Vivir sin amor es girar la noria y no hallar un rincón en el paisaje para un par de besos. Un par de besos, por favor, mendigamos. Si uno se pasa la vida sin amor puede prepararse a vivir aburrido toda la eternidad. ¡Qué domingo largo sin que transcurra un ánima debajo del balcón! Como está todo titirimundi por acá sin cánticos ni bendiciones no saldremos de éstas nunca si no se le pone remedio: aquí nos tienes, Dios nuestro, ante tu puerta de par en par. ¿De qué nos servirán entonces tantos ires y venires de acá para allá si resulta que no hemos repartido por doquier cachejos de amor? Únicamente queda cuanto hemos amado: aquí nos tienes, Señor. Están, mirándonos, no de reojo sino de hito en hito, las madres. Ellas, sí; ellas nos avisaron. Nos lo repetían por activa y por pasiva cuando al toque de las campanas del pueblo, a las doce en punto del mediodía, regresábamos gloriosos a casa: besad el pan, hijos, siempre que se caiga de la mesa. No lo pongáis sobre el tapete boca abajo. Sufre Dios si se pone así. Ahora, al cabo de introducirnos en la región de la conciencia con devoción y respeto estamos al fin casi delante de Dios, o enfrente de la visión infinita de la ciudad.

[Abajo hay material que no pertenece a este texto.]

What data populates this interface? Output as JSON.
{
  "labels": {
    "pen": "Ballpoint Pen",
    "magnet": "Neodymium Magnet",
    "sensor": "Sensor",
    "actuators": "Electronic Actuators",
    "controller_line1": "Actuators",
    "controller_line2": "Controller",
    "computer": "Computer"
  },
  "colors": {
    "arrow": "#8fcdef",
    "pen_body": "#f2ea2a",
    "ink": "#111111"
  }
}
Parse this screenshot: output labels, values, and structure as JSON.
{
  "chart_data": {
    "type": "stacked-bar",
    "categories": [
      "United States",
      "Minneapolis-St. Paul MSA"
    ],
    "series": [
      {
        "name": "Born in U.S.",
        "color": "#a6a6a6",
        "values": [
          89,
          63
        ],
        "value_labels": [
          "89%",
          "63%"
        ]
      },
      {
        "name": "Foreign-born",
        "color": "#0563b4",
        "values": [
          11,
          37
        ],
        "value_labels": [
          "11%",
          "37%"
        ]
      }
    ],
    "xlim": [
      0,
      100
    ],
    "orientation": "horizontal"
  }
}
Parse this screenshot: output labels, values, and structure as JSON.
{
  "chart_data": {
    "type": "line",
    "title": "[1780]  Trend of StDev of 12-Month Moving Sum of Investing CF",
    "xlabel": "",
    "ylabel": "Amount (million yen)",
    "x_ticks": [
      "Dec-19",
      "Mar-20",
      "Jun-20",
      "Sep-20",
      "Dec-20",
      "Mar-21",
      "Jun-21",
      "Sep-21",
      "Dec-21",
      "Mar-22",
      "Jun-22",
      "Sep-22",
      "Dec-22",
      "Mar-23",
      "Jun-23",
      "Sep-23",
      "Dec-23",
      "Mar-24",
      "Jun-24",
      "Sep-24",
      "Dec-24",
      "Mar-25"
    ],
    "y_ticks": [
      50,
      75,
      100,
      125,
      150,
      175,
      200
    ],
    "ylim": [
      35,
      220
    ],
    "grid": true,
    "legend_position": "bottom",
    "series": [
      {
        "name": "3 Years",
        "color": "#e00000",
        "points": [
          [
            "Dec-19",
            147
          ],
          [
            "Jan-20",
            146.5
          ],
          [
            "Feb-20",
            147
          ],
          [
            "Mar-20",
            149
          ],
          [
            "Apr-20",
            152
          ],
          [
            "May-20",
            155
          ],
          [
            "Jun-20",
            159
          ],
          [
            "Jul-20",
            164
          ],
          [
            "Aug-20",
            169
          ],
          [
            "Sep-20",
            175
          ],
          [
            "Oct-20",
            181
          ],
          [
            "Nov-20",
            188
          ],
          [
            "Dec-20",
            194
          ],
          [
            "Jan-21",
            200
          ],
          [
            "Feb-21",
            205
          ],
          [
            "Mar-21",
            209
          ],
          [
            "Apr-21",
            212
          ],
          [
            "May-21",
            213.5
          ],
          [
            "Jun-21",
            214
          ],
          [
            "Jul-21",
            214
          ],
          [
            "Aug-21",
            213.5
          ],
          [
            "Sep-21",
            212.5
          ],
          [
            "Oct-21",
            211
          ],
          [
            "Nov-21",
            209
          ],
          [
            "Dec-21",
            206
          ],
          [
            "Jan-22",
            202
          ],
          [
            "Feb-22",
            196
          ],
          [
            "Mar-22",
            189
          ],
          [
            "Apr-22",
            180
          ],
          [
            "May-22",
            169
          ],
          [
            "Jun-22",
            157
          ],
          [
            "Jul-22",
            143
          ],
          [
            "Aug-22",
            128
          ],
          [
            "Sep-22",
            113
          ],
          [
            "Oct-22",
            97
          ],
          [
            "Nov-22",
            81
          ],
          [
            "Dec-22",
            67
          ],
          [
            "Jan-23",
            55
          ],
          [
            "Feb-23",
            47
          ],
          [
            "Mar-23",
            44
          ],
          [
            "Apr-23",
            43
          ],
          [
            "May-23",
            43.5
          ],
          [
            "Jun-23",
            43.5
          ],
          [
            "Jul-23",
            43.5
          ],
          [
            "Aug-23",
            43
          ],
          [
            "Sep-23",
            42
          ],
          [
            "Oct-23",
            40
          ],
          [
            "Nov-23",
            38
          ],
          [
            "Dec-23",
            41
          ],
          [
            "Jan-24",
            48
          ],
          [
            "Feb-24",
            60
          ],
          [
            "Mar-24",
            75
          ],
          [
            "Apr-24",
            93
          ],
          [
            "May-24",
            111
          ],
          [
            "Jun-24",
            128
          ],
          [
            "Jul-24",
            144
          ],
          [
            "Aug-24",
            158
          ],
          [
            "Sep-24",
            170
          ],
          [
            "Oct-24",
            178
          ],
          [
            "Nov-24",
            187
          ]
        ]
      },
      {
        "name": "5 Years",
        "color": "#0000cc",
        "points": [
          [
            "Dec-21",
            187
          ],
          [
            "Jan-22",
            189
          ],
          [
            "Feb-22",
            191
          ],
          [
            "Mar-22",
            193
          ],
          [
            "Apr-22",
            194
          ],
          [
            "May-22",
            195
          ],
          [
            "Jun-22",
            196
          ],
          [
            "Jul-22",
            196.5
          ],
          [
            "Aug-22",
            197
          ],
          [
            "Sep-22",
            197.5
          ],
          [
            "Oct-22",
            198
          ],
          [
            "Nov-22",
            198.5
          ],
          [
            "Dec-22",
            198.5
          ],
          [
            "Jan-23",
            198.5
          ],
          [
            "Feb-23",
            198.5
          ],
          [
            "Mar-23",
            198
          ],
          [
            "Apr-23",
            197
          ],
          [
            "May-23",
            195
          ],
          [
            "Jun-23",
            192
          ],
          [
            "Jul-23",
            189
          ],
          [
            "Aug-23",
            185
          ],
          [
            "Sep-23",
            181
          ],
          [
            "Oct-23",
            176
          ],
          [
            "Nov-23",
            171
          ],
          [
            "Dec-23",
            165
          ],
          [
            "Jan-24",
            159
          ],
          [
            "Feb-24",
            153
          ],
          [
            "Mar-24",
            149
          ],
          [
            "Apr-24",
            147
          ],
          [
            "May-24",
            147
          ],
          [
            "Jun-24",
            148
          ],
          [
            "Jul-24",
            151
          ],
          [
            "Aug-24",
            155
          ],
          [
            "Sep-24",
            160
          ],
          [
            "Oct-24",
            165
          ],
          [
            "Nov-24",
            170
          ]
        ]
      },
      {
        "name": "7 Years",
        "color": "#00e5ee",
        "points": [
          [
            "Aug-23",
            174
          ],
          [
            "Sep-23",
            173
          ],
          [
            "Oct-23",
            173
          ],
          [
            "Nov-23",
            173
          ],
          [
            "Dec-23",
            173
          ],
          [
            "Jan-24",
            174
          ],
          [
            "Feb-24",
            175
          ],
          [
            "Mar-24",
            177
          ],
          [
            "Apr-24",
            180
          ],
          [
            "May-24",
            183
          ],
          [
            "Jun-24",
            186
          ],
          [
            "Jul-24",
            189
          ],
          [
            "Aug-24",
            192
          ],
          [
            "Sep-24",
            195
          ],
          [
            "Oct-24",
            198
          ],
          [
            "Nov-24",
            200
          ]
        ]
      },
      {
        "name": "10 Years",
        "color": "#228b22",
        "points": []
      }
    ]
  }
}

No hay por qué repetir que se atisba desde lo alto del lugar el secreto de las intenciones de aquellos niños perennes que todavía somos. Desde los paredones encalados de la ermita en los que nos apoyamos se adivinan los entresijos ocultos de las habitaciones, desvanes, patios y comedores de las pequeñas casas de adobe arracimadas en la ladera del lugar.
Lo que interesa es descubrir si hemos amado o no. Cuando llegamos de lejanos viajes a casa algo lerdos, cómo no, y desasistidos, curiosos y hambrientos de novedades, estamos anhelando ya la resurrección. A los niños otros de estos lustros, finales, sentaditos ahí en sus pupitres, mientras nieva por las callejuelas del pueblo les decimos que el mundo que viene será un universo de amor o no será nada. Cada día, en efecto, nos vamos introduciendo alma adelante: ¿no os enteráis que cada minuto que transcurre nos sobra más la ropa y nos sobran más las palabras?
Aquella tarde de oro, sentados sobre una piedra en la motilla, sentimos algo parecido a una revelación. Dios estaba de nuestra parte; Dios había tomado partido por los niños solos. Aquellos niños solos nos introdujimos por los campos del corazón a ver si por fin ocurría que alguien nos mira a la cara directamente y, sonriendo, nos concede patente de corso para caminar sobre la anchura y después franquear, victoriosos, las murallas de la ciudad.
Hombre, a ti no te sobran palabras; pero a mí sí que me sobra ropa y lo cierto y verdad es que tengo miedo. Me entran unas irresistibles ganas de llorar; llorar por el amor perdido, por los años de juventud perdidos, por la forma de quedárseme mirando el personal. Por la Puerta de Oriente llegamos a la cumbre de la crestería a mitad entre cielo y tierra. Allá abajo, por calles y placetas, deambula aún la inocencia. Lo estamos viendo en el espejo de los recuerdos. Mientras, tras las ventanas, llueve mansa y melancólicamente. A base de darle vueltas a la rueda del tiempo, hemos experimentado que el subsuelo de nuestro ser nosotros mismos tan malo no es. Un día de estos, mucho no ha de tardar, vendrá el Señor Dios a decirnos algo parecido a esto: ea, ya es hora; dejadme que os dé la mano, os voy a presentar unos a otros para que os repartáis mutuamente el corazón y las estrellas.
Algo más de corazón y un buen puñadillo de estrellas le vendría estupendamente al personal que transita con excesiva rapidez por la Plaza Mayor: tú, mujer, no tengas miedo, no tienes por qué tenerlo. ¿Te das cuenta? Miro tus ojos y ¿sabes lo que veo dentro de ellos? Una niña, un pequeño ser fragilísimo nada más, sacramento del mundo, pronóstico del cielo. ¿El mar? Todas las madres del pueblo, ¿sabes?, se han puesto de acuerdo para llenar de guirnaldas las orillas, colgar colchas de raso en las ventanas de las tabernas del puerto. Gloria al Señor, gloria al Señor, hija.
Sobre personas y cosas llueve y llueve.